Der Dichter soll Glubschaugen gehabt haben, sagten seine Zeitgenossen, aber auf dem Bild von Michiel Janszoon van Mierevelt kann man nichts davon sehen. Er hat sich auch nicht mit einer Brille malen lassen, obgleich er die ständig trug, seit er sechzehn Jahre alt war. Das erregte großes Aufsehen, wenn man im Holland des 17. Jahrhunderts eine Brille brauchte, dann setzte man die zuhause zum Lesen auf, nicht auf der Straße. Huygens trägt seine Brille in der Öffentlichkeit: Sollten doch die Leute, die mich in meiner Jugend wegen meiner Brille verhöhnten, einsehen, dass ich mich damit keineswegs interessant machen wollte, sondern nur versuchte, keinen Anstoß zu erregen, wenn ich nicht als erster grüßte, was manche für wichtig halten.
In der Mitte des 17. Jahrhunderts schreibt er für seine Freundin Lucretia van Trello, die auf einem Auge zu erblinden droht, ein Trostbuch in Versen. Er nennt die Tochter des Ritters Charles de Trello in seinem Text
Parthenine, und sein Werk hat, wie viele Bücher im 17. Jahrhundert einen langen Titel:
Eufrasia: oogen-troost, aen Parthenine, bejaerde maeghd: over de verduysteringh van haer een ooge. Eintausend Verse ist das Gedicht lang, die erste Fasssung war nur halb so lang. Wenige Jahre später schreibt in England John Milton ein Gedicht auf seine Blindheit. Es ist nicht so lang wie das in Alexandrinern geschriebene Gedicht des Holländers, es sind nur vierzehn Verse, es ist das Sonett
On His Blindness. Steht heute in jedem englischen Schulbuch. Ich stelle hier einmal die deutsche Übersetzung von
Walter A. Aue ein, einem emeritierten Chemieprofessor, der sehr schöne deutsche Übersetzungen englischer Gedichte geschrieben hat:
Wenn ich bedenke, wie mein Licht verblich
zur Lebensmitte schon in dunkler Welt;
und das Talent, dess' Muße Tod enthält,
liegt ungenützt, obwohl die Seel' für sich
dem Schöpfer dienen, zeugen will für mich,
was ich getan, daß Rückgab' er nicht schelt:
Befiehlt Gott Arbeit, wem kein Tag erhellt?
mein Irrtum frägt. Geduldig antwort' ich
um Murren zu verhindern: Gott braucht nicht
die eig'nen Gaben noch der Menschen Hast:
Am besten dient, wer dient nach altem Brauch.
Sein Königswort nimmt Tausende in Pflicht
und schickt durch Meer und Land sie ohne Rast -
und wer nur steht und wartet, dienet auch!
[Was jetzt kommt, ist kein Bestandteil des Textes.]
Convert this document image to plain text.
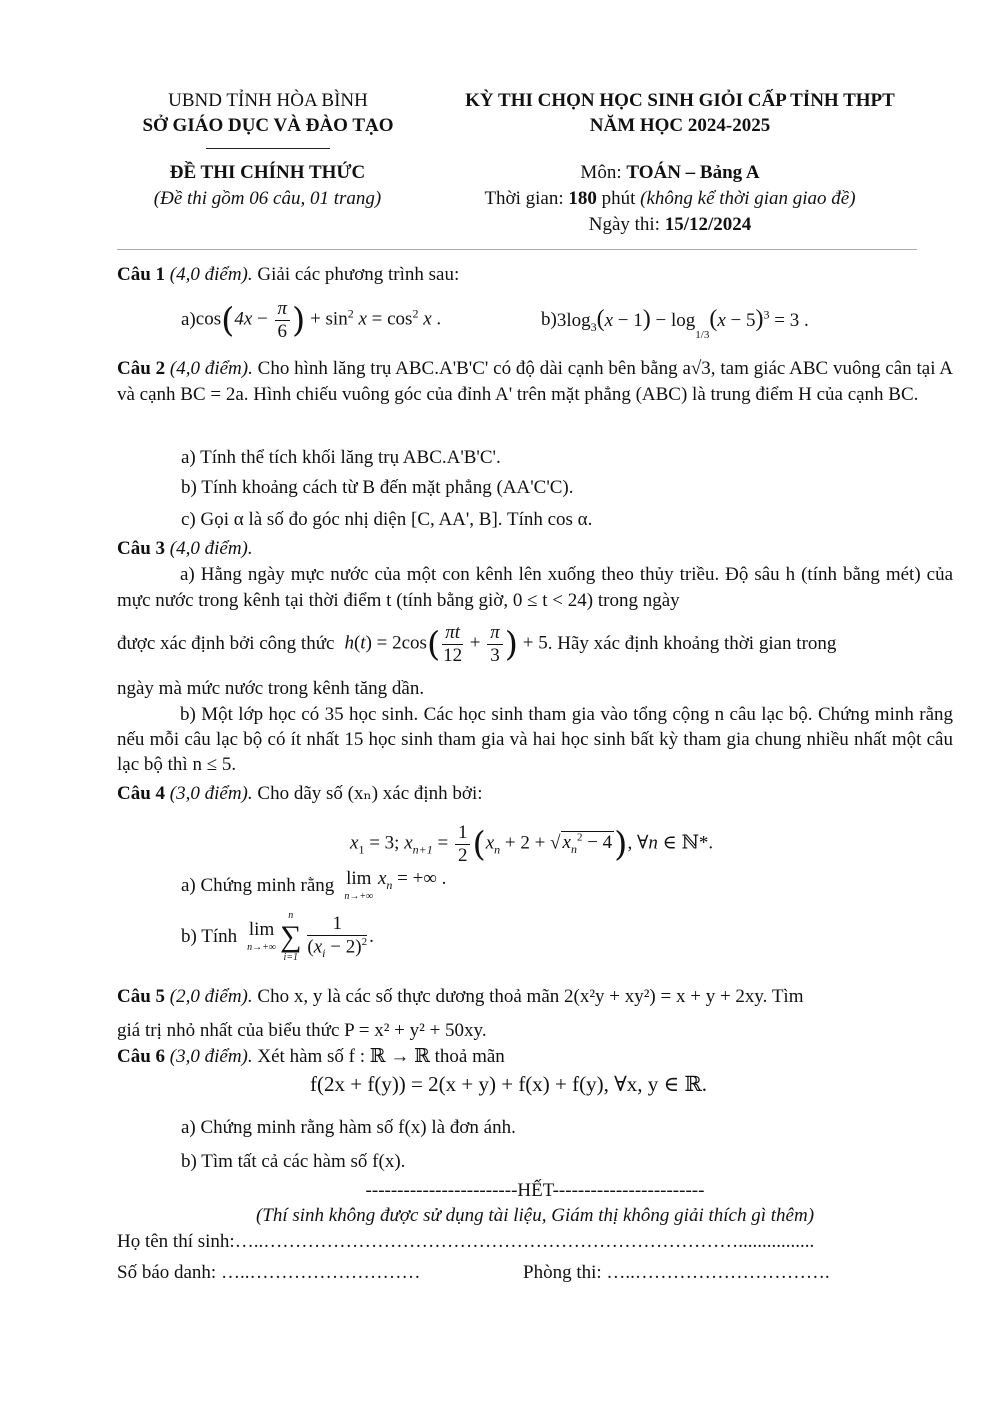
UBND TỈNH HÒA BÌNH
SỞ GIÁO DỤC VÀ ĐÀO TẠO
ĐỀ THI CHÍNH THỨC
(Đề thi gồm 06 câu, 01 trang)
KỲ THI CHỌN HỌC SINH GIỎI CẤP TỈNH THPT
NĂM HỌC 2024-2025
Môn: TOÁN – Bảng A
Thời gian: 180 phút (không kể thời gian giao đề)
Ngày thi: 15/12/2024
Câu 1 (4,0 điểm). Giải các phương trình sau:
a) $\cos(4x - \frac{\pi}{6}$ ) + $\sin^2 x = \cos^2 x$ .	b) $3\log_3(x - 1) - \log_{1/3}(x - 5)^3 = 3$ .
Câu 2 (4,0 điểm). Cho hình lăng trụ ABC.A'B'C' có độ dài cạnh bên bằng a√3, tam giác ABC vuông cân tại A và cạnh BC = 2a. Hình chiếu vuông góc của đỉnh A' trên mặt phẳng (ABC) là trung điểm H của cạnh BC.
a) Tính thể tích khối lăng trụ ABC.A'B'C'.
b) Tính khoảng cách từ B đến mặt phẳng (AA'C'C).
c) Gọi α là số đo góc nhị diện [C, AA', B]. Tính cos α.
Câu 3 (4,0 điểm).
a) Hằng ngày mực nước của một con kênh lên xuống theo thủy triều. Độ sâu h (tính bằng mét) của mực nước trong kênh tại thời điểm t (tính bằng giờ, 0 ≤ t < 24) trong ngày
được xác định bởi công thức $h(t) = 2\cos( \frac{\pi t}{12} + \frac{\pi}{3}$ ) + 5 . Hãy xác định khoảng thời gian trong
ngày mà mức nước trong kênh tăng dần.
b) Một lớp học có 35 học sinh. Các học sinh tham gia vào tổng cộng n câu lạc bộ. Chứng minh rằng nếu mỗi câu lạc bộ có ít nhất 15 học sinh tham gia và hai học sinh bất kỳ tham gia chung nhiều nhất một câu lạc bộ thì n ≤ 5.
Câu 4 (3,0 điểm). Cho dãy số (xₙ) xác định bởi:
$x_1 = 3$; $x_{n+1} = \frac{1}{2} (x_n + 2$ + √ $x_n^2 - 4$), ∀n ∈ ℕ*.
a) Chứng minh rằng lim
n→+∞

$x_n$ = +∞ .
b) Tính lim
n→+∞
n
∑
$i=1 \frac{1}{(x_i - 2)^2}$ .
Câu 5 (2,0 điểm). Cho x, y là các số thực dương thoả mãn 2(x²y + xy²) = x + y + 2xy. Tìm
giá trị nhỏ nhất của biểu thức P = x² + y² + 50xy.
Câu 6 (3,0 điểm). Xét hàm số f : ℝ → ℝ thoả mãn
f(2x + f(y)) = 2(x + y) + f(x) + f(y), ∀x, y ∈ ℝ.
a) Chứng minh rằng hàm số f(x) là đơn ánh.
b) Tìm tất cả các hàm số f(x).
------------------------HẾT------------------------
(Thí sinh không được sử dụng tài liệu, Giám thị không giải thích gì thêm)
Họ tên thí sinh:…..…………………………………………………………………................
Số báo danh: …..………………………	Phòng thi: …..………………………….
Wenn man ein tausendzeiliges Gedicht schreibt, kommt man natürlich nicht als Text in die Schulbücher. Aber 369 Jahre nach seinem Erstdruck ist das Gedicht jetzt in der Übersetzung von Ard Posthuma (der auch Cees Nooteboom übersetzt hat) als
Euphrasia: Augentrost beim Verlag Reinecke & Voß erschienen. Leider kann man das Buch nirgends finden. Wenn man bei Amazon, deren Suchsystem noch schlechter ist als die
Übersetzungen bei ebay, nach
Euphrasia: Augentrost sucht, bekommt man Augentropfen angeboten. Vielleicht ist es auch gut, dass man den Text nicht findet, denn der Autor selbst warnt vor der Lektüre:
Lies mich bitte nicht, wenn besseres Salz dir zusteht
und dir keine Speise schmeckt, die fader ist als die der Alten.
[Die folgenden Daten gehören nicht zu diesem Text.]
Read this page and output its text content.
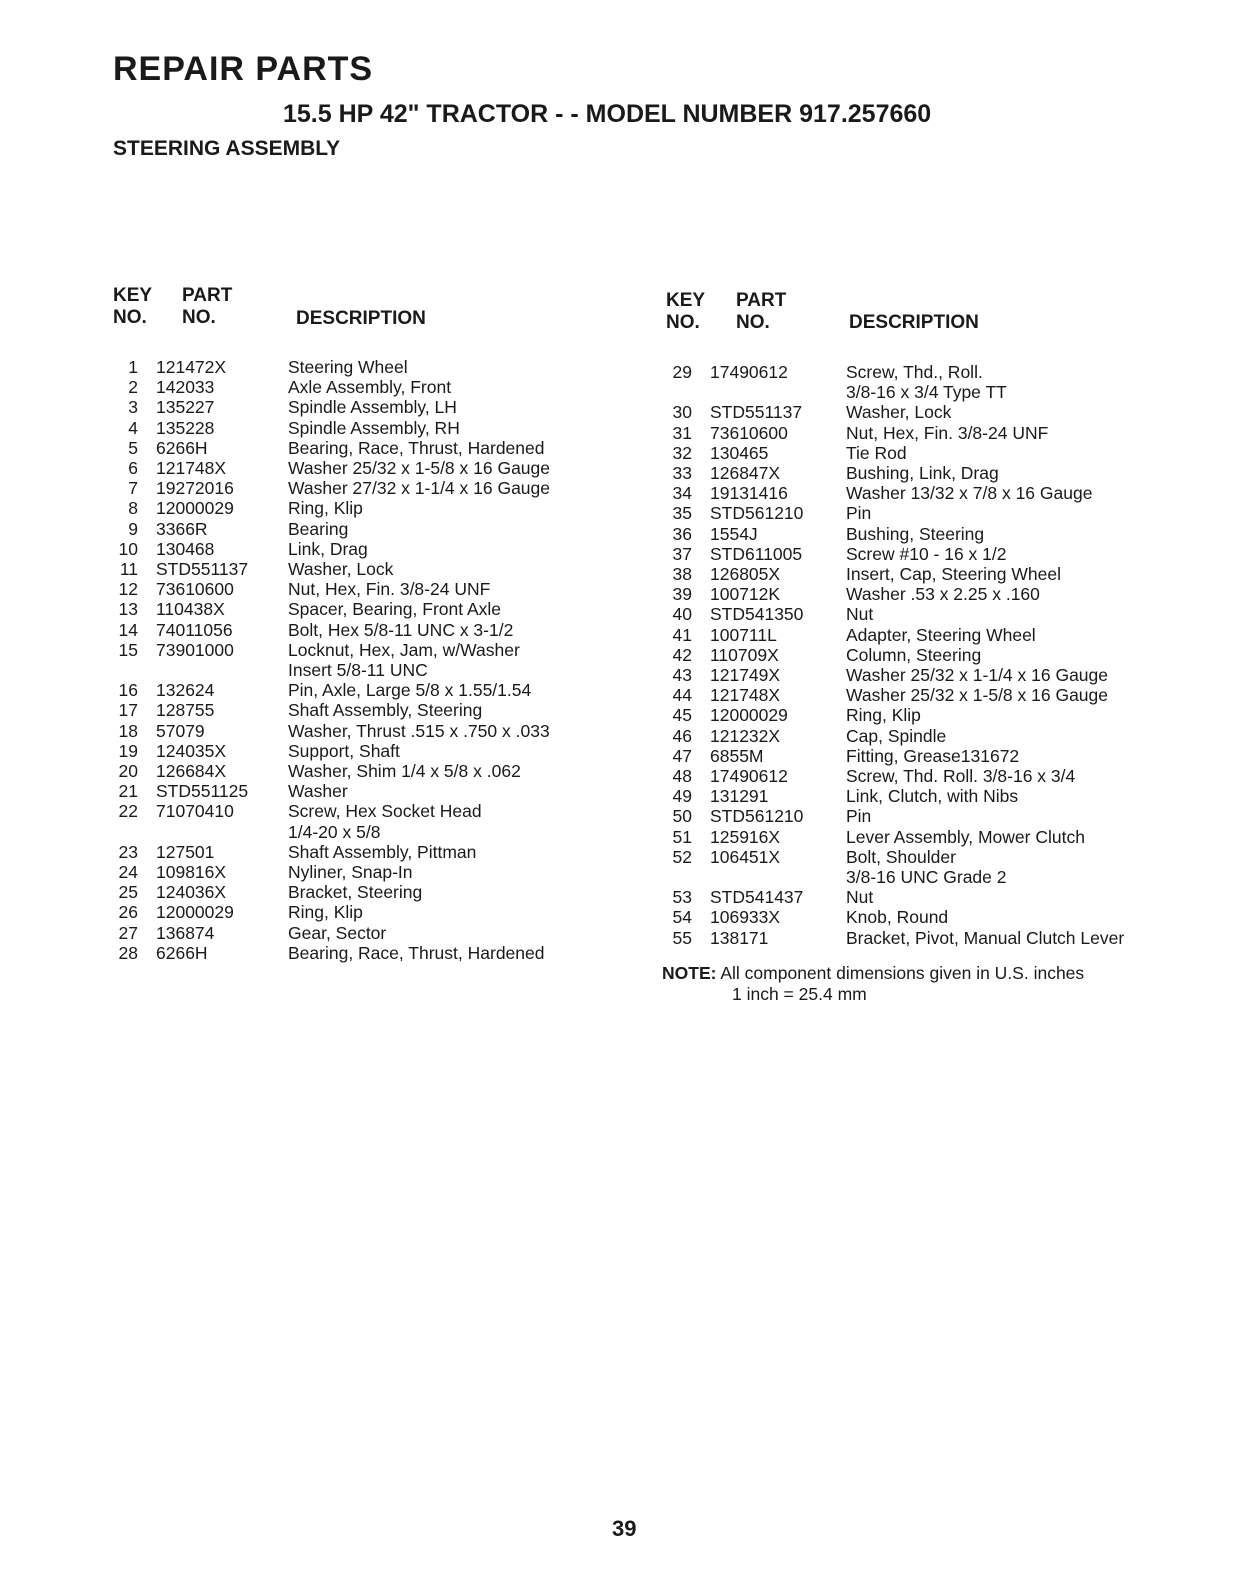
REPAIR PARTS
15.5 HP 42" TRACTOR - - MODEL NUMBER 917.257660
STEERING ASSEMBLY
KEY
NO.
PART
NO.	DESCRIPTION
KEY
NO.
PART
NO.	DESCRIPTION
1	121472X	Steering Wheel
2	142033	Axle Assembly, Front
3	135227	Spindle Assembly, LH
4	135228	Spindle Assembly, RH
5	6266H	Bearing, Race, Thrust, Hardened
6	121748X	Washer 25/32 x 1-5/8 x 16 Gauge
7	19272016	Washer 27/32 x 1-1/4 x 16 Gauge
8	12000029	Ring, Klip
9	3366R	Bearing
10	130468	Link, Drag
11	STD551137	Washer, Lock
12	73610600	Nut, Hex, Fin. 3/8-24 UNF
13	110438X	Spacer, Bearing, Front Axle
14	74011056	Bolt, Hex 5/8-11 UNC x 3-1/2
15	73901000	Locknut, Hex, Jam, w/Washer
Insert 5/8-11 UNC
16	132624	Pin, Axle, Large 5/8 x 1.55/1.54
17	128755	Shaft Assembly, Steering
18	57079	Washer, Thrust .515 x .750 x .033
19	124035X	Support, Shaft
20	126684X	Washer, Shim 1/4 x 5/8 x .062
21	STD551125	Washer
22	71070410	Screw, Hex Socket Head
1/4-20 x 5/8
23	127501	Shaft Assembly, Pittman
24	109816X	Nyliner, Snap-In
25	124036X	Bracket, Steering
26	12000029	Ring, Klip
27	136874	Gear, Sector
28	6266H	Bearing, Race, Thrust, Hardened
29	17490612	Screw, Thd., Roll.
3/8-16 x 3/4 Type TT
30	STD551137	Washer, Lock
31	73610600	Nut, Hex, Fin. 3/8-24 UNF
32	130465	Tie Rod
33	126847X	Bushing, Link, Drag
34	19131416	Washer 13/32 x 7/8 x 16 Gauge
35	STD561210	Pin
36	1554J	Bushing, Steering
37	STD611005	Screw #10 - 16 x 1/2
38	126805X	Insert, Cap, Steering Wheel
39	100712K	Washer .53 x 2.25 x .160
40	STD541350	Nut
41	100711L	Adapter, Steering Wheel
42	110709X	Column, Steering
43	121749X	Washer 25/32 x 1-1/4 x 16 Gauge
44	121748X	Washer 25/32 x 1-5/8 x 16 Gauge
45	12000029	Ring, Klip
46	121232X	Cap, Spindle
47	6855M	Fitting, Grease131672
48	17490612	Screw, Thd. Roll. 3/8-16 x 3/4
49	131291	Link, Clutch, with Nibs
50	STD561210	Pin
51	125916X	Lever Assembly, Mower Clutch
52	106451X	Bolt, Shoulder
3/8-16 UNC Grade 2
53	STD541437	Nut
54	106933X	Knob, Round
55	138171	Bracket, Pivot, Manual Clutch Lever
NOTE: All component dimensions given in U.S. inches
1 inch = 25.4 mm
39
Lies mich bitte nicht. Wozu deine Augen (oder ein Auge nur) peinigen?
Huygens' Euphrasia ist ein Katalog von menschlichen Blindheiten, und sie sind alle blind: die Müßigen, die Hastigen, die Geizigen, die Prasser, die Prächtigen, die Mächtigen, die Ehrgeizler, die Verliebten, die Neidischen, die Zornigen, die Saufbrüder, die Fröhlichen, die Traurigen, die Hektischen, die Faulpelze, die Maler (Die Maler [jetzt wird's ernst!], die Maler, Parthenine, obgleich aus einer Zunft, der ich mit Achtung diene, die Maler nenn' ich blind, wie scharf ihr Blick auch sei), die Mutigen, die Ängstlichen, die jungen Leut, die Alten, die Fräulein, die Schnatterer, die Stillen, die Sänger, die Springer, die Eifersucht, die Jäger, die Spieler, die Kläger, der ganze Hof, Gelehrte und Autoren. Und da wir bei den Autoren sind, lassen wir den Dichter doch einmal zu Wort kommen:
Nur eine Sorte noch: Autoren sind auch Blinde,
besonders die von dir geliebten Dichterfreunde.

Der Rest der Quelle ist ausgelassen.